おねぇの自信
「いや、おねぇは自身に絶大なる自信があるんだ」
おれはぷっと吹きそうになったが、必死に我慢した。
自身と自信のことじゃない。
副長があまりにも眉間に皺を寄せたまま、おねぇなんてことをいうからだ。
あまりにもかけ離れすぎている。
ふたたび副長の部屋だ。坂井と接触後、また一堂に会した。
おれは、ずっと疑問に思っていたことをぶつけたのだ。
それは、なにもここにきてからもったものではない。新選組にまつわる、いわばおれなりのトリビアの一つだった。
「おねぇは新選組から離れる前、ずいぶんと隊士たちをあの手この手で引き入れようとしてやがった。講釈で持論をぶったり、おねぇとしての魅力を使ったりしてな。組長や伍長にいたっては、島原や祇園で接待、というわけだ」
「ああ、あんときゃ悪かったよ。まだそれをもちだすかね、土方さん?」
永倉が足の爪を小刀で削りながらぶっきらぼうにいった。
なぜ、いまこのときここで足の爪の手入れをしているのかについては、だれもなにも突っ込まないのでおれもなにもいわざるきかざるみざる、に徹していた。
「どっかの馬鹿どもは、口車にのっかって元日早々から三日間もいりびたってた」
「だから謝ったろ、土方さん?」
永倉は、小刀を眼前で振り回しながら怒鳴った。
それはおれも知っている。伊東の接待で永倉と斎藤が戻ってこなかったのだ。
「おねぇも人選を誤ったとしかいいようがなかったね、あれは。新八などはあきらかに酒、目当てだ。ただ酒呑むだけ呑んで、話の内容などまったくききもしなかったろう?」
「なんだと左之?おめぇは選ばれなかったからやっかんでるだけじゃねぇかっ!それに、たとえ接待されても、やるこたおれと同様だろう、えっ?」
「違いない」
原田ではなく、応じたのは山崎だった。
「永倉先生は前科がありますから。きっと新選組に不満があると勘違いしたのでしょう、おねぇは?」
山崎のいったこともおれは知っている。
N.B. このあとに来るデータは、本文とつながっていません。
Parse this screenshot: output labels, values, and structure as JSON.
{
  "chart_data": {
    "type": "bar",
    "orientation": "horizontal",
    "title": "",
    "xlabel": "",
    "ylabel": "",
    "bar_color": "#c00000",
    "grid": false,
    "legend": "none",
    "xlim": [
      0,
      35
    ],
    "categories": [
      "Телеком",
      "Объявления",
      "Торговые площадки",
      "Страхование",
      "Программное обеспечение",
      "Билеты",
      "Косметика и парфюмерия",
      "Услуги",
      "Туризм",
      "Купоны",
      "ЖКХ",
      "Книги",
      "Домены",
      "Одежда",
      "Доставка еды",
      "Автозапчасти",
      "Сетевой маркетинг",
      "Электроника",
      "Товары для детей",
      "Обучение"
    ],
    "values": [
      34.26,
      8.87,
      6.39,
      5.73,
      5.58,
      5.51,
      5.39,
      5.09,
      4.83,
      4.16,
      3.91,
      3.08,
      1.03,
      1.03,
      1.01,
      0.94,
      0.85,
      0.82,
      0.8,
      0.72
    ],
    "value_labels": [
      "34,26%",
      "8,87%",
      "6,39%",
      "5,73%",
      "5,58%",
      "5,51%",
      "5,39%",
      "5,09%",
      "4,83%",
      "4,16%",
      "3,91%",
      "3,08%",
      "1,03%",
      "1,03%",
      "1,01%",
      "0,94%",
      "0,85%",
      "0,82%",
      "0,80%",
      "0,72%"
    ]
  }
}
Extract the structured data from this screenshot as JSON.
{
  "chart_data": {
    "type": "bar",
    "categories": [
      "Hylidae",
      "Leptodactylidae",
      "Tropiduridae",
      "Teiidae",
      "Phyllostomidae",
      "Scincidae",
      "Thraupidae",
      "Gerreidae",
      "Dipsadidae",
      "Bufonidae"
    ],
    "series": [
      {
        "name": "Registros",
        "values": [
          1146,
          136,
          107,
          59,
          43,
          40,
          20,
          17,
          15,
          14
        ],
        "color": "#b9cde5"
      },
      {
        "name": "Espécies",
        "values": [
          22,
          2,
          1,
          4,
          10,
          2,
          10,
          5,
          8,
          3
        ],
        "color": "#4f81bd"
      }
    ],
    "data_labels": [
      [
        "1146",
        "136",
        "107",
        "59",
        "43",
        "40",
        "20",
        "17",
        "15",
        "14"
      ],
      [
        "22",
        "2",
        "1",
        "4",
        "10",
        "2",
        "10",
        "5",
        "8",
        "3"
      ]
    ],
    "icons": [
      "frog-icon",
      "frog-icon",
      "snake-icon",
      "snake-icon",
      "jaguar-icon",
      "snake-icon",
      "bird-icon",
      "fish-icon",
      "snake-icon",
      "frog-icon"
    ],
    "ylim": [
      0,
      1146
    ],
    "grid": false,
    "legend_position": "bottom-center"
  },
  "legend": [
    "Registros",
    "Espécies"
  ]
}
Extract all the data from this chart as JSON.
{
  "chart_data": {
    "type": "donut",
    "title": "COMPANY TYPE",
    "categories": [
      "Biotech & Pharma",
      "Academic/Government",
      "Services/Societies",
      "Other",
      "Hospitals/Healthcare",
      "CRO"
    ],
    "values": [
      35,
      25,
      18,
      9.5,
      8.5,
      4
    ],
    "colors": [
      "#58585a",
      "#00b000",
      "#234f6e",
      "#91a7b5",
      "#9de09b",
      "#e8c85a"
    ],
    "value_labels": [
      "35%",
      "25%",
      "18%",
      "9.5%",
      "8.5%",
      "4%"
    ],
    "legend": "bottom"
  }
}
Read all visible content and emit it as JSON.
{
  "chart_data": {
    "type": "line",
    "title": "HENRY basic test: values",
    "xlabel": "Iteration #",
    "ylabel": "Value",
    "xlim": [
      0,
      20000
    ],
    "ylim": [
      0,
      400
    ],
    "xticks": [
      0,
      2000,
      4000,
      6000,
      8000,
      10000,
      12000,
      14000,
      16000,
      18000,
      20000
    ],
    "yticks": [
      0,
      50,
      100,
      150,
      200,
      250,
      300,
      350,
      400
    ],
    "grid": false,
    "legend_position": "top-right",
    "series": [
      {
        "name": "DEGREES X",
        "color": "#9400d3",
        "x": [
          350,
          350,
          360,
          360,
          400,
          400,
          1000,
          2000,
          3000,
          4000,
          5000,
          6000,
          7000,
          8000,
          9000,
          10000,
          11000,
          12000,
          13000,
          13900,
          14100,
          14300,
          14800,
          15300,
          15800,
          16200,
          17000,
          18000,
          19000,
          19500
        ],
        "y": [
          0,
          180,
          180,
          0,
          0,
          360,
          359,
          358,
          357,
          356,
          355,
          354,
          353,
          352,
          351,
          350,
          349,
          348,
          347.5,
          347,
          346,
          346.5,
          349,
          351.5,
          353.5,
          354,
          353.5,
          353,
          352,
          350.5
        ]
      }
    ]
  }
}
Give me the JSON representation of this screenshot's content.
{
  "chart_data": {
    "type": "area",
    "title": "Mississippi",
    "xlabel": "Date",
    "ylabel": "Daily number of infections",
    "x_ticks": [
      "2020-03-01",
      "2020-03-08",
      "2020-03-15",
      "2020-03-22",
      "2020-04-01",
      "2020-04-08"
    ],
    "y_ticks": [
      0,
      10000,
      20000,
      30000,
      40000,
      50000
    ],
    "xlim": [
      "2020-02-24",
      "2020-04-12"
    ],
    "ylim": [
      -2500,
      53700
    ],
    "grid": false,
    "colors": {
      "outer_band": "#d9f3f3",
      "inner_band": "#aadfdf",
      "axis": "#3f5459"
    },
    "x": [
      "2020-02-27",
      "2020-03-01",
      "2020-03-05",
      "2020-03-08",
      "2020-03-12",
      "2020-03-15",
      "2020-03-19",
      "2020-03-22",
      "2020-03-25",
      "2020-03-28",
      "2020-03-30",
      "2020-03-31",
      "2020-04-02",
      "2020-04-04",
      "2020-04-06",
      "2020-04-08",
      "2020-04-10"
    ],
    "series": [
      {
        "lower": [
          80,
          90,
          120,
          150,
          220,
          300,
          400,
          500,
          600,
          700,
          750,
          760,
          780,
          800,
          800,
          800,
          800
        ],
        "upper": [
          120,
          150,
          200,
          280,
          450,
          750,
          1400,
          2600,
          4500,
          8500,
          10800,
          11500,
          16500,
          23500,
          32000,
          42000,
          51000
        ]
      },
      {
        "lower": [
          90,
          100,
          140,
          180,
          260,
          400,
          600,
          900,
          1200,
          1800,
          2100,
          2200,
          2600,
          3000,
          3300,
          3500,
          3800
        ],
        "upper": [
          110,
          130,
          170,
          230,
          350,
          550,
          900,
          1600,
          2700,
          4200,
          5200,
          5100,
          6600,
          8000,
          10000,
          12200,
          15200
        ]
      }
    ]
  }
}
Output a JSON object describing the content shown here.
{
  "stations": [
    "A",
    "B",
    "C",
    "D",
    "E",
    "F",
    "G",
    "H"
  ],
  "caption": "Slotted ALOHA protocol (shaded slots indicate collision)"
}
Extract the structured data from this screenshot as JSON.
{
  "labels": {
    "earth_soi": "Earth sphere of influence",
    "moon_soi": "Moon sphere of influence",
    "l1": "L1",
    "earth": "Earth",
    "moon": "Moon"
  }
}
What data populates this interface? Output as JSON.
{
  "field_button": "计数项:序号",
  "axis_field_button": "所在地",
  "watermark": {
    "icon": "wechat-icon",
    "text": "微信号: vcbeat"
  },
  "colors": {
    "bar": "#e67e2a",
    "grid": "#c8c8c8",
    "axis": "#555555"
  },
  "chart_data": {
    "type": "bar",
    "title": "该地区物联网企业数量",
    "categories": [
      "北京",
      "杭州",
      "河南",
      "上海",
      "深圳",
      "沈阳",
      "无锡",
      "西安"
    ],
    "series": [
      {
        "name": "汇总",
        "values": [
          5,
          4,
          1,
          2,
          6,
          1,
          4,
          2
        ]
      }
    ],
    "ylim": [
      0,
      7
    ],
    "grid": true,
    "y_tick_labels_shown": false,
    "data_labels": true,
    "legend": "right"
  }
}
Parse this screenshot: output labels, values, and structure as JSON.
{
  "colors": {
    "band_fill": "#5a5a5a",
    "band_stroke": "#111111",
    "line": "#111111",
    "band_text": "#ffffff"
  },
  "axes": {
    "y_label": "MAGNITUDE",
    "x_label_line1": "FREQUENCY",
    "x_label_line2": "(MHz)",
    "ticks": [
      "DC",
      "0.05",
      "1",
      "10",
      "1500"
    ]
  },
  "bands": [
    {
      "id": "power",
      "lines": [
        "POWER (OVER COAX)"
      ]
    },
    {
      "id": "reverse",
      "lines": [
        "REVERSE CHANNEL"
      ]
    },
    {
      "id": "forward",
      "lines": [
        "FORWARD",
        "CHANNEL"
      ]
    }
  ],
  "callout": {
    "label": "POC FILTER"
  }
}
永倉は、局長の態度を黒谷に直訴した。その増長ぶりを憤ってのことだ。
永倉も政に対して意見や思想があるわけではない。一緒にやってきた局長の変貌ぶりを慮ってのことだったのだろう。
「ま、斎藤がひっかかってくれたんだから、接待も無駄にはならなかった、というわけだ」
その斎藤が副長の息がかかっていることは新選組でも知らぬ者のほうがすくないだろう。
それなのになぜ連れていったのか、そのことをおれは副長に尋ねたのだ。
「ああ?疑いすらしないだろうよ、おねぇは。男はみな、自身の色に染めかえれる、と思い込んでるんだからよ。もっとも、加納や篠原らはまともだ。疑ってるだろうがな」
副長のいう加納に篠原は、いわば伊東の腹心的存在だ。二人とも剣の腕も運もいい。
実際、ともに幕末を生き残り、明治後期に死んだ。
「それで、おれはおねぇと会うのですか?」
そして、おれの疑問はおれ自身のことへとかわっていた。
「そうだな・・・。坂井のやつがうまく手引きするなら、ってこったが。いや、やはりまずいな。ついこの前、おねぇの息のかかった可愛らしい坊主どもを死なせたばかりだ。逆に報復ってこともある・・・」
黒谷に直接願いでた伊東派の若者たち。
伊東が間者がわりに置き去りにした。かれらは、新選組から御陵衛士に移りたいと黒谷に駆け込んだのだ。
そして、それが叶わぬと知り、その場で切腹した。
「坂井のやつ、どう段取りつけるつもりなのか・・・」
島田の呟きは、いやにリアルに副長の部屋のなかに響きわたった。